On the bright side, the standardisation of operations and the maturity of the market help further the development of Ngau zap in Hong Kong. Beef entrails have become one of the must-eats in cart noodle shops and cha chaan tengs. Some people have stopped vending on the streets and opened beef entrails restaurants.

==Nutrition facts of beef entrails==

===Beef tripe===
A cow has four stomachs and beef tripe comes from three of the four. One ounce of beef tripe contains 24 calories. It also contains 1.05 gram of fat and 3.42 gram of protein. A four-ounce serving includes 8 percent of the recommended daily allowance, zinc, and vitamin B12. However, cholesterol is a concern. It is a high cholesterol food and people with high cholesterol levels should consult with their doctors.

===Beef liver===
A 3-ounce serving of braised beef liver has 162 calories and 24.7 grams of complete protein. Besides, beef liver is rich in vitamins and minerals. It has a rich source of vitamin A to keep eyes, skin and immune system healthy. A 3-ounce serving supplies more than half of the recommended daily allowance of folate and vitamins B-6 and B-12. Folate is especially important for women because it prevents birth defects formed in the first trimester of pregnancy. Vitamin B-6 helps produce serotonin to regulate moods and sleep cycle, and vitamin B-12 is essential for nerves and red blood cells. Also, beef liver is well known as a source of iron. A 3-ounce serving supplies 31 percent of women's and 70 percent of men's recommended daily allowance. Iron is used in producing red blood cells and thus intake more can prevent anemia. Unfortunately, beef liver is very high in cholesterol. In fact, the American Heart Association suggests people to limit their intake of cholesterol to 300 milligrams or less per day, while a simple 3-ounce serving of liver brings in a whopping 330 milligrams of cholesterol. This can lead to long-term heart disease that can result in permanent damage or even death.
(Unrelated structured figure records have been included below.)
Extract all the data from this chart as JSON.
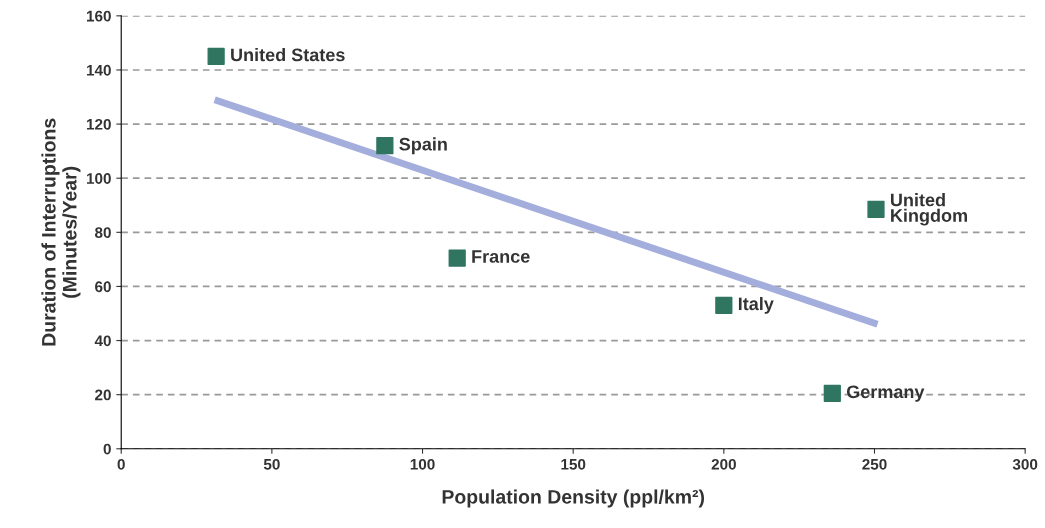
{
  "chart_data": {
    "type": "scatter",
    "xlabel": "Population Density (ppl/km²)",
    "ylabel": "Duration of Interruptions\n(Minutes/Year)",
    "xlim": [
      0,
      300
    ],
    "xticks": [
      0,
      50,
      100,
      150,
      200,
      250,
      300
    ],
    "ylim": [
      0,
      160
    ],
    "yticks": [
      0,
      20,
      40,
      60,
      80,
      100,
      120,
      140,
      160
    ],
    "grid": "y",
    "marker": "square",
    "series": [
      {
        "type": "line",
        "marker": "none",
        "color": "#a4aedc",
        "x": [
          31,
          251
        ],
        "values": [
          129,
          46
        ]
      },
      {
        "color": "#2f7560",
        "x": [
          31.5,
          87.5,
          111.5,
          200,
          250.5,
          236
        ],
        "values": [
          145,
          112,
          70.5,
          53,
          88.5,
          20.5
        ]
      }
    ],
    "annotations": [
      {
        "text": "United States",
        "x": 31.5,
        "y": 145
      },
      {
        "text": "Spain",
        "x": 87.5,
        "y": 112
      },
      {
        "text": "France",
        "x": 111.5,
        "y": 70.5
      },
      {
        "text": "Italy",
        "x": 200,
        "y": 53
      },
      {
        "text": "United\nKingdom",
        "x": 250.5,
        "y": 88.5
      },
      {
        "text": "Germany",
        "x": 236,
        "y": 20.5
      }
    ]
  }
}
==Cuisines cooked with beef entrails==
Good quality of entrails is needed to cook a better taste. They should look glistening and wet and stand firm and proud. For the first step of cooking the fresh beef entrails, cut them into small pieces and trim away the excess fat, especially for the sirloin, and underneath the tongue. For the frozen one, defrost them before cutting and trimming. These are the basic step of cooking beef entrails. There are different ways of cooking will be mentioned below.
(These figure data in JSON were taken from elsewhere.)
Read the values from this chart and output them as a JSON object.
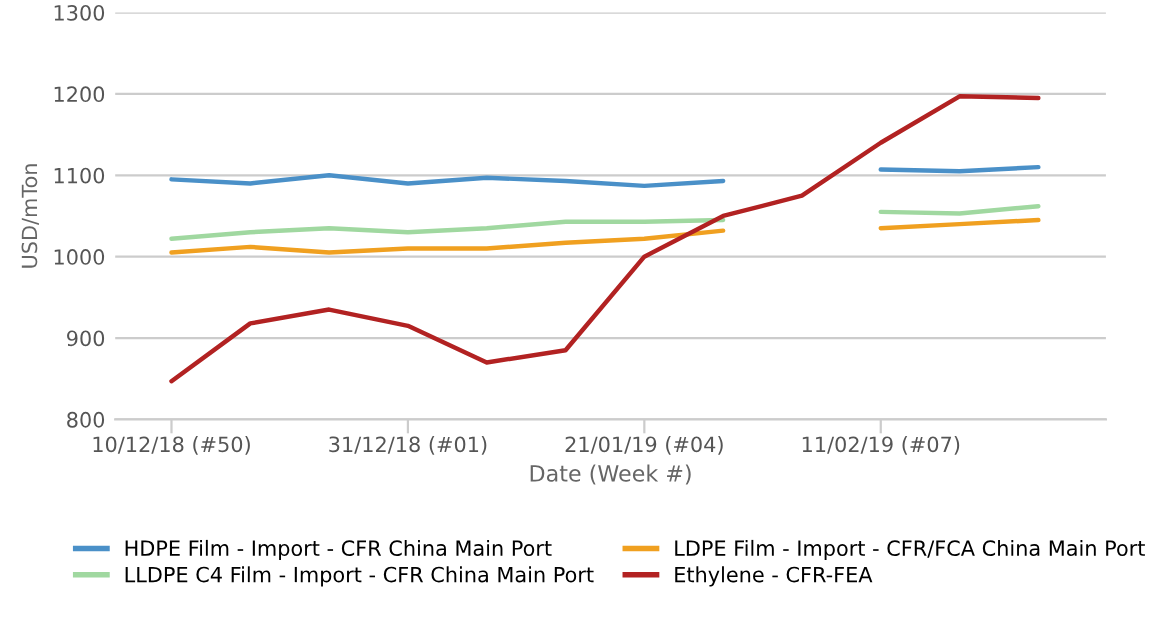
{
  "chart_data": {
    "type": "line",
    "xlabel": "Date (Week #)",
    "ylabel": "USD/mTon",
    "x": [
      "2018-12-10",
      "2018-12-17",
      "2018-12-24",
      "2018-12-31",
      "2019-01-07",
      "2019-01-14",
      "2019-01-21",
      "2019-01-28",
      "2019-02-04",
      "2019-02-11",
      "2019-02-18",
      "2019-02-25"
    ],
    "series": [
      {
        "name": "HDPE Film - Import - CFR China Main Port",
        "color": "#4a90c8",
        "values": [
          1095,
          1090,
          1100,
          1090,
          1097,
          1093,
          1087,
          1093,
          null,
          1107,
          1105,
          1110
        ]
      },
      {
        "name": "LDPE Film - Import - CFR/FCA China Main Port",
        "color": "#f0a020",
        "values": [
          1005,
          1012,
          1005,
          1010,
          1010,
          1017,
          1022,
          1032,
          null,
          1035,
          1040,
          1045
        ]
      },
      {
        "name": "LLDPE C4 Film - Import - CFR China Main Port",
        "color": "#a0d8a0",
        "values": [
          1022,
          1030,
          1035,
          1030,
          1035,
          1043,
          1043,
          1045,
          null,
          1055,
          1053,
          1062
        ]
      },
      {
        "name": "Ethylene - CFR-FEA",
        "color": "#b22222",
        "values": [
          847,
          918,
          935,
          915,
          870,
          885,
          1000,
          1050,
          1075,
          1140,
          1197,
          1195
        ]
      }
    ],
    "xlim": [
      "2018-12-05",
      "2019-03-03"
    ],
    "xticks": [
      {
        "value": "2018-12-10",
        "label": "10/12/18 (#50)"
      },
      {
        "value": "2018-12-31",
        "label": "31/12/18 (#01)"
      },
      {
        "value": "2019-01-21",
        "label": "21/01/19 (#04)"
      },
      {
        "value": "2019-02-11",
        "label": "11/02/19 (#07)"
      }
    ],
    "ylim": [
      800,
      1300
    ],
    "yticks": [
      800,
      900,
      1000,
      1100,
      1200,
      1300
    ],
    "grid": "y",
    "legend": "bottom",
    "line_style": "solid",
    "marker": "none"
  }
}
===Ngau zap with radish===
Bring a large pan of water to the boil and add the diced meat and radish. Blanch them for few minutes until they are brown in surface, but still pink in the middle. Drain the water out and add fresh water into the boil again. Marinate them with water, chu hou paste and ginger for around 1.5 hours. Wash, peel off and cut the radish. Add the diced radish together with the beef entrails and marinate for another half-hour.
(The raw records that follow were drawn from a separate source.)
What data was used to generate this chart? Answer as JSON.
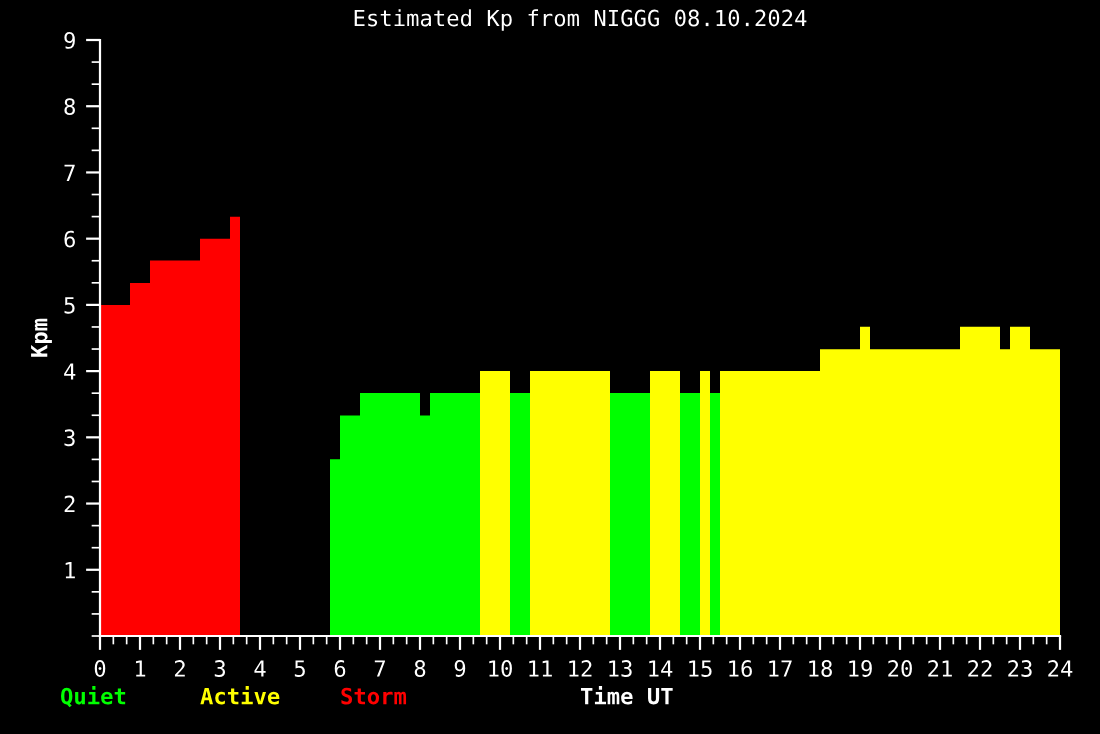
{
  "chart_data": {
    "type": "area",
    "title": "Estimated Kp from NIGGG 08.10.2024",
    "xlabel": "Time UT",
    "ylabel": "Kpm",
    "series": [
      {
        "name": "Quiet",
        "color": "#00ff00",
        "x": [
          5.75,
          6,
          6,
          6.5,
          6.5,
          8,
          8,
          8.25,
          8.25,
          9.5,
          9.5,
          10.25,
          10.25,
          10.75,
          10.75,
          12.75,
          12.75,
          13.75,
          13.75,
          14.5,
          14.5,
          15,
          15,
          15.25,
          15.25,
          15.5
        ],
        "values": [
          2.67,
          2.67,
          3.33,
          3.33,
          3.67,
          3.67,
          3.33,
          3.33,
          3.67,
          3.67,
          0,
          0,
          3.67,
          3.67,
          0,
          0,
          3.67,
          3.67,
          0,
          0,
          3.67,
          3.67,
          0,
          0,
          3.67,
          3.67
        ]
      },
      {
        "name": "Active",
        "color": "#ffff00",
        "x": [
          9.5,
          10.25,
          10.25,
          10.75,
          10.75,
          12.75,
          12.75,
          13.75,
          13.75,
          14.5,
          14.5,
          15,
          15,
          15.25,
          15.25,
          15.5,
          15.5,
          18,
          18,
          19,
          19,
          19.25,
          19.25,
          21.5,
          21.5,
          22.5,
          22.5,
          22.75,
          22.75,
          23.25,
          23.25,
          24
        ],
        "values": [
          4,
          4,
          0,
          0,
          4,
          4,
          0,
          0,
          4,
          4,
          0,
          0,
          4,
          4,
          0,
          0,
          4,
          4,
          4.33,
          4.33,
          4.67,
          4.67,
          4.33,
          4.33,
          4.67,
          4.67,
          4.33,
          4.33,
          4.67,
          4.67,
          4.33,
          4.33
        ]
      },
      {
        "name": "Storm",
        "color": "#ff0000",
        "x": [
          0,
          0.75,
          0.75,
          1.25,
          1.25,
          2.5,
          2.5,
          3.25,
          3.25,
          3.5
        ],
        "values": [
          5,
          5,
          5.33,
          5.33,
          5.67,
          5.67,
          6,
          6,
          6.33,
          6.33
        ]
      }
    ],
    "xlim": [
      0,
      24
    ],
    "xticks": [
      0,
      1,
      2,
      3,
      4,
      5,
      6,
      7,
      8,
      9,
      10,
      11,
      12,
      13,
      14,
      15,
      16,
      17,
      18,
      19,
      20,
      21,
      22,
      23,
      24
    ],
    "ylim": [
      0,
      9
    ],
    "yticks": [
      1,
      2,
      3,
      4,
      5,
      6,
      7,
      8,
      9
    ],
    "legend": "bottom left",
    "grid": false
  }
}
===Ngau zap with master stock sauce===
Use a muslin bag to pack star anise, dried citrus peel, cinnamon, licorice and clove together. Heat the pot and oil with strong fire and stir-fry the garlic, crushed ginger and scallion with fermented bean sauce. Add water and Baijiu into the pot together with the beef entrails and muslin bag. Boil and marinate them for 2 hours.

===Ngau zap hot pot===
Blanch the beef entrails with boiled water. Wash and cut the onions, green peppers and carrot. Pull the broth into the pot with the entrails, sliced onions, green peppers, carrot and seasoning including salt, soy sauce, sugar and white pepper powder. People can freely add the food ingredients they want like fish balls, vegetables, etc. People can eat the beef entrails and other food when they are stewed.